Army Defends Contract With Indicted Arms Dealer
The State Department had put a Miami-based arms dealer on a watchlist of firms not to deal with, but the Pentagon apparently ignored the designation, U.S. Army officials said today during a testy two-hour hearing of the House Committee on Oversight and Government Reform.
Today's hearing followed a New York Times investigation in March that examined how the U.S. military bought hundreds of millions of dollars of munitions for Afghan forces from a questionable Miami-based contractor named AEY Inc. The Times found that AEY's ammunition came from the aging stockpiles of the old Communist bloc, some of which the State Department and NATO have determined to be unreliable and obsolete.
Army contractors didn't notice that AEY and its 22-year-old president, Efraim E. Diveroli, had been placed on the State Department's arms dealer watchlist on April 4, 2006, for "numerous violations of the Arms Export Control Act and contract fraud."
Two other subcontractors for AEY -- Heinrich Thomet, the Swiss president of Evdin, Ltd., a Cyprus-based company that acted as AEY's middleman; and Ylli Pinari, the head of the state-run Military Export Import Company (MEICO), which supplied the ammunition from Albania -- were also found on the watchlist. The reasons for their designations was classified.
In January 2007, the U.S. Army awarded AEY a $298 million contract to supply ammunition to security forces in Afghanistan but much of the delivered ammunition -- collected from across Eastern Europe, including Bosnia, Bulgaria, and Hungary-- was "unserviceable;" made illegally in China; and possibly had its true origins concealed by a U.S. ambassador in Albania, The Post's Walter Pincus reports today.

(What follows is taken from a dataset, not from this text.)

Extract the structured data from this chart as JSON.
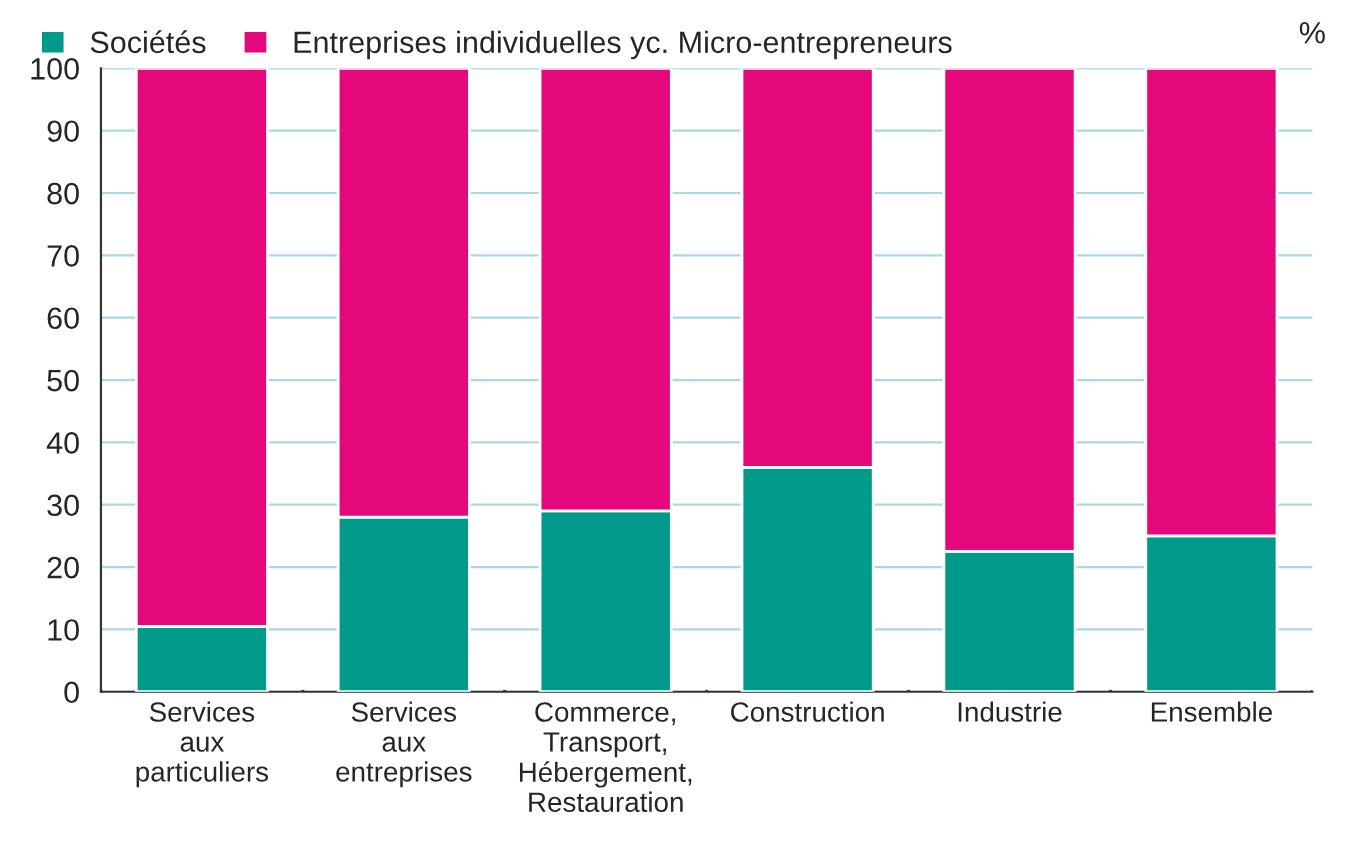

The State Department's inspector general announced plans today to examine allegations that U.S. Ambassador John L. Withers II approved a plan to remove evidence that the ammunition being supplied by AEY was made in China, The Associated Press reports. The State Department attempted to conceal Withers's role from the committee, congressional leaders charged.
Separately, a federal grand jury on Friday indicted Diveroli on 71 counts, including conspiracy to defraud the government.

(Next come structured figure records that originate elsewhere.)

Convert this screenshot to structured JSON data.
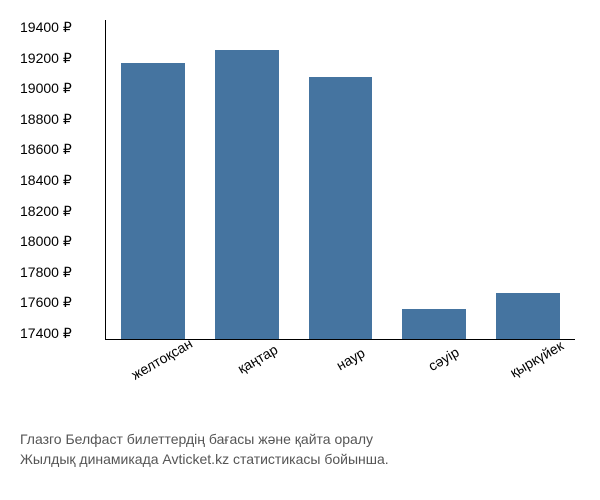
{
  "chart": {
    "type": "bar",
    "ylim": [
      17400,
      19400
    ],
    "ytick_step": 200,
    "y_suffix": " ₽",
    "yticks": [
      "19400 ₽",
      "19200 ₽",
      "19000 ₽",
      "18800 ₽",
      "18600 ₽",
      "18400 ₽",
      "18200 ₽",
      "18000 ₽",
      "17800 ₽",
      "17600 ₽",
      "17400 ₽"
    ],
    "categories": [
      "желтоқсан",
      "қаңтар",
      "наур",
      "сәуір",
      "қыркүйек"
    ],
    "values": [
      19130,
      19210,
      19040,
      17590,
      17690
    ],
    "bar_color": "#4574a0",
    "background_color": "#ffffff",
    "axis_color": "#000000",
    "label_fontsize": 14,
    "label_color": "#000000",
    "x_label_rotation": -30
  },
  "caption": {
    "line1": "Глазго Белфаст билеттердің бағасы және қайта оралу",
    "line2": "Жылдық динамикада Avticket.kz статистикасы бойынша.",
    "color": "#555555",
    "fontsize": 14
  }
}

"As the AEY experience demonstrates, it appears that anyone -- no matter how inexperienced or unqualified -- can win a lucrative federal contract worth hundreds of millions of dollars," said Rep. Henry A. Waxman (D-Calif.), the panel's chairman.

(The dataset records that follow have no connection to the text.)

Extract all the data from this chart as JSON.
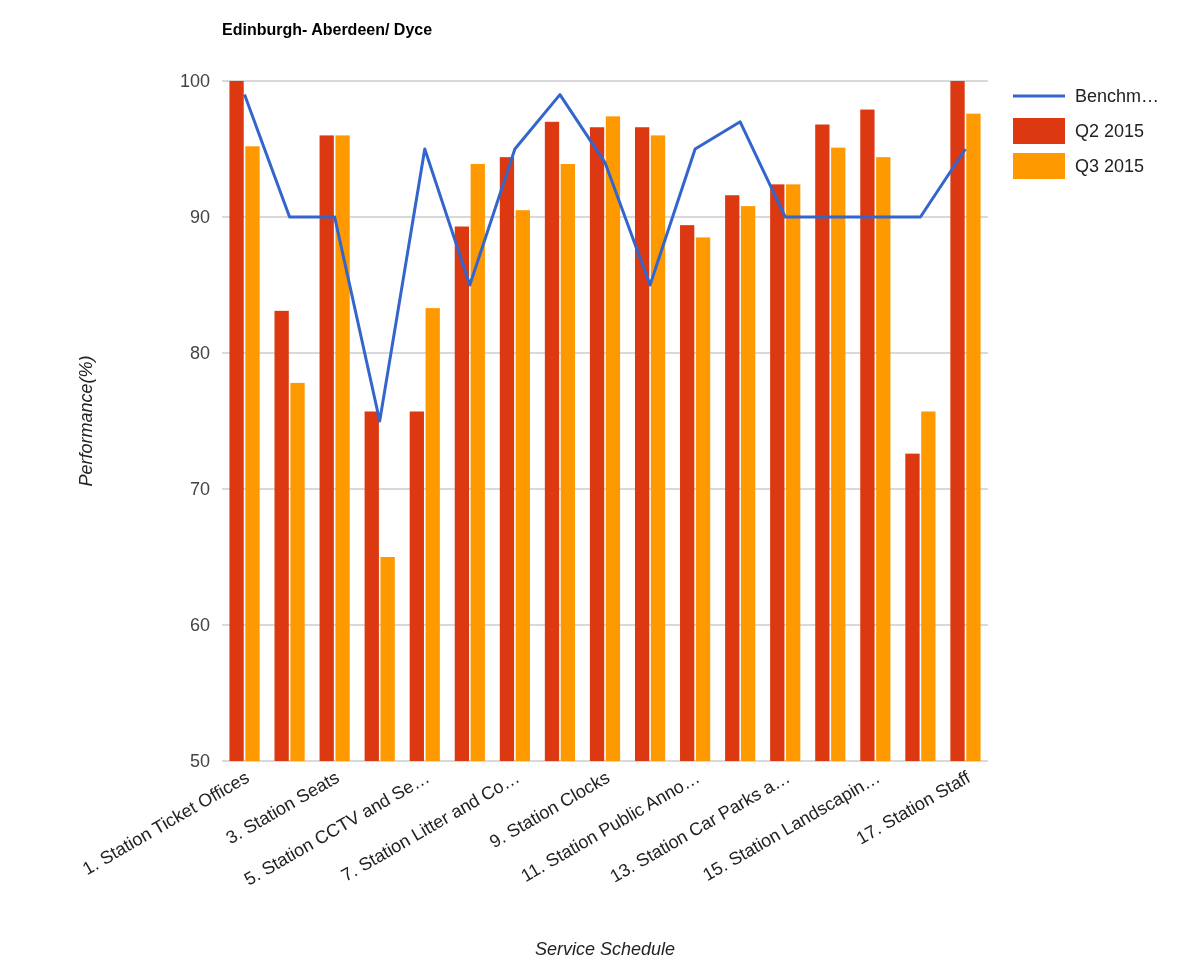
{
  "chart_data": {
    "type": "bar",
    "title": "Edinburgh- Aberdeen/ Dyce",
    "xlabel": "Service Schedule",
    "ylabel": "Performance(%)",
    "categories": [
      "1. Station Ticket Offices",
      null,
      "3. Station Seats",
      null,
      "5. Station CCTV and Se…",
      null,
      "7. Station Litter and Co…",
      null,
      "9. Station Clocks",
      null,
      "11. Station Public Anno…",
      null,
      "13. Station Car Parks a…",
      null,
      "15. Station Landscapin…",
      null,
      "17. Station Staff"
    ],
    "series": [
      {
        "name": "Benchm…",
        "type": "line",
        "color": "#3366cc",
        "values": [
          99,
          90,
          90,
          75,
          95,
          85,
          95,
          99,
          94,
          85,
          95,
          97,
          90,
          90,
          90,
          90,
          95
        ]
      },
      {
        "name": "Q2 2015",
        "color": "#dc3912",
        "values": [
          100,
          83.1,
          96,
          75.7,
          75.7,
          89.3,
          94.4,
          97,
          96.6,
          96.6,
          89.4,
          91.6,
          92.4,
          96.8,
          97.9,
          72.6,
          100
        ]
      },
      {
        "name": "Q3 2015",
        "color": "#ff9900",
        "values": [
          95.2,
          77.8,
          96,
          65,
          83.3,
          93.9,
          90.5,
          93.9,
          97.4,
          96,
          88.5,
          90.8,
          92.4,
          95.1,
          94.4,
          75.7,
          97.6
        ]
      }
    ],
    "ylim": [
      50,
      100
    ],
    "yticks": [
      50,
      60,
      70,
      80,
      90,
      100
    ],
    "grid": "y",
    "legend": "right"
  }
}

Army officials at the hearing defended the contract with AEY. The Pentagon had no reason to think the Florida company would fail to provide working ammunition, said Jeffery P. Parsons, executive director of Army Contracting Command. "As a result of our review into this matter, we recognize that changes need to be made in our acquisition of non-standard ammunition," Parsons said.
But committee members were equally quick to criticize the Army's weapons procurement process, which Waxman called "dysfunctional" and Rep. Stephen F. Lynch (D-Mass.) called a "disgrace to the American taxpayers."